Flexible Entropy Control in RLVR with Gradient-Preserving Perspective
This work addresses entropy collapse in RLVR for LLMs, an incremental improvement in training stability and output diversity.
The paper tackled the problem of policy entropy collapse in Reinforcement Learning with Verifiable Rewards (RLVR) for Large Language Models, which causes premature overconfidence and reduced diversity, by introducing dynamic clipping threshold strategies to manage entropy, resulting in effective mitigation and superior performance across benchmarks.

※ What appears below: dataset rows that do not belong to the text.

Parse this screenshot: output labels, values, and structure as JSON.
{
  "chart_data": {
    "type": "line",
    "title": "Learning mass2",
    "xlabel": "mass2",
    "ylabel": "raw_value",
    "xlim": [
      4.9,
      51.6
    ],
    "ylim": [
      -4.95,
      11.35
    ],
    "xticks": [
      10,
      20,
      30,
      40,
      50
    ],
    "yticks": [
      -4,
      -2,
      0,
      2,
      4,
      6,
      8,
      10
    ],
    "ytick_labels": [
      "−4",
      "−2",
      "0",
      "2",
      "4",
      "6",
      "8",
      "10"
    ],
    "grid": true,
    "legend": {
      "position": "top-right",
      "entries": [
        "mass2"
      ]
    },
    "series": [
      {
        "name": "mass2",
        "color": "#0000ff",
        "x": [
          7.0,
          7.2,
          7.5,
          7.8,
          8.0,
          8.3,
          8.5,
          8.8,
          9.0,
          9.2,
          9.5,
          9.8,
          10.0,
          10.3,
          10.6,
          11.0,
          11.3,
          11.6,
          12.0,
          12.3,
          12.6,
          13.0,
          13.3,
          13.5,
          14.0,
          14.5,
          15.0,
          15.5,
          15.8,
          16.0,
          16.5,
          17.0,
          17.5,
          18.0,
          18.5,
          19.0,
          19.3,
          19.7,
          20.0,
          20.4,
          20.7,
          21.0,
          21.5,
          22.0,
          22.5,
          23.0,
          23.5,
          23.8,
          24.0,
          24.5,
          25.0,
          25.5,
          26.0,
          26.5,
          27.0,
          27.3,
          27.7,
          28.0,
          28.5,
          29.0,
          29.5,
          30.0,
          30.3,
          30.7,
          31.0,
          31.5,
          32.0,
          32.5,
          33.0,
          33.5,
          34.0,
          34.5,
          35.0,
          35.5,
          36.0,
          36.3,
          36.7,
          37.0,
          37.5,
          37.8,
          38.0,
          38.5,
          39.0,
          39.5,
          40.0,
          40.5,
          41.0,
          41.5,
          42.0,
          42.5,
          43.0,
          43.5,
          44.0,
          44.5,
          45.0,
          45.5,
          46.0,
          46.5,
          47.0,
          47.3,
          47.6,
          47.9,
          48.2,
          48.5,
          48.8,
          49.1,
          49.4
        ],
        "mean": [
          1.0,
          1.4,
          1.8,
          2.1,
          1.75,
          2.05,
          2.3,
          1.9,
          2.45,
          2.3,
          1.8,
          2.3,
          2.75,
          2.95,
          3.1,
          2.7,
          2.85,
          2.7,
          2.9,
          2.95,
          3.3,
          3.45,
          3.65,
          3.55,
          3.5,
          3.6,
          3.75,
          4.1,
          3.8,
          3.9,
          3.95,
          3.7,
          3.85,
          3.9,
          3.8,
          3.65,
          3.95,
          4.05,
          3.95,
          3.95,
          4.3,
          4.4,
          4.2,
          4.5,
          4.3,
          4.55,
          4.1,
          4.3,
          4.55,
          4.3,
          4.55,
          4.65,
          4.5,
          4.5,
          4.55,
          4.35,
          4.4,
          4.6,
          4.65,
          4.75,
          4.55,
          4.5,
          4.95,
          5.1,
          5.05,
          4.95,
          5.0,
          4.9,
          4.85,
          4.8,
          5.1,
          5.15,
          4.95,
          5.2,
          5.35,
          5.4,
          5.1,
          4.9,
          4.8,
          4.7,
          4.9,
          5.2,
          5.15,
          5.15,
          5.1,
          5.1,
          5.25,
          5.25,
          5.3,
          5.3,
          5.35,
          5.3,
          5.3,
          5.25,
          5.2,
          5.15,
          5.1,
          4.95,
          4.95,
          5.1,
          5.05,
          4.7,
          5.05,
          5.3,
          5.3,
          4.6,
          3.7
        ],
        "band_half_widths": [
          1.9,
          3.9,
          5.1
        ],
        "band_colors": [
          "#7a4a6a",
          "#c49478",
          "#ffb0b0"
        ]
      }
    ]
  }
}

Reinforcement Learning with Verifiable Rewards (RLVR) has emerged as a critical method for enhancing the reasoning capabilities of Large Language Models (LLMs). However, continuous training often leads to policy entropy collapse, characterized by a rapid decay in entropy that results in premature overconfidence, reduced output diversity, and vanishing gradient norms that inhibit learning. Gradient-Preserving Clipping is a primary factor influencing these dynamics, but existing mitigation strategies are largely static and lack a framework connecting clipping mechanisms to precise entropy control. This paper proposes reshaping entropy control in RL from the perspective of Gradient-Preserving Clipping. We first theoretically and empirically verify the contributions of specific importance sampling ratio regions to entropy growth and reduction. Leveraging these findings, we introduce a novel regulation mechanism using dynamic clipping threshold to precisely manage entropy. Furthermore, we design and evaluate dynamic entropy control strategies, including increase-then-decrease, decrease-increase-decrease, and oscillatory decay. Experimental results demonstrate that these strategies effectively mitigate entropy collapse, and achieve superior performance across multiple benchmarks.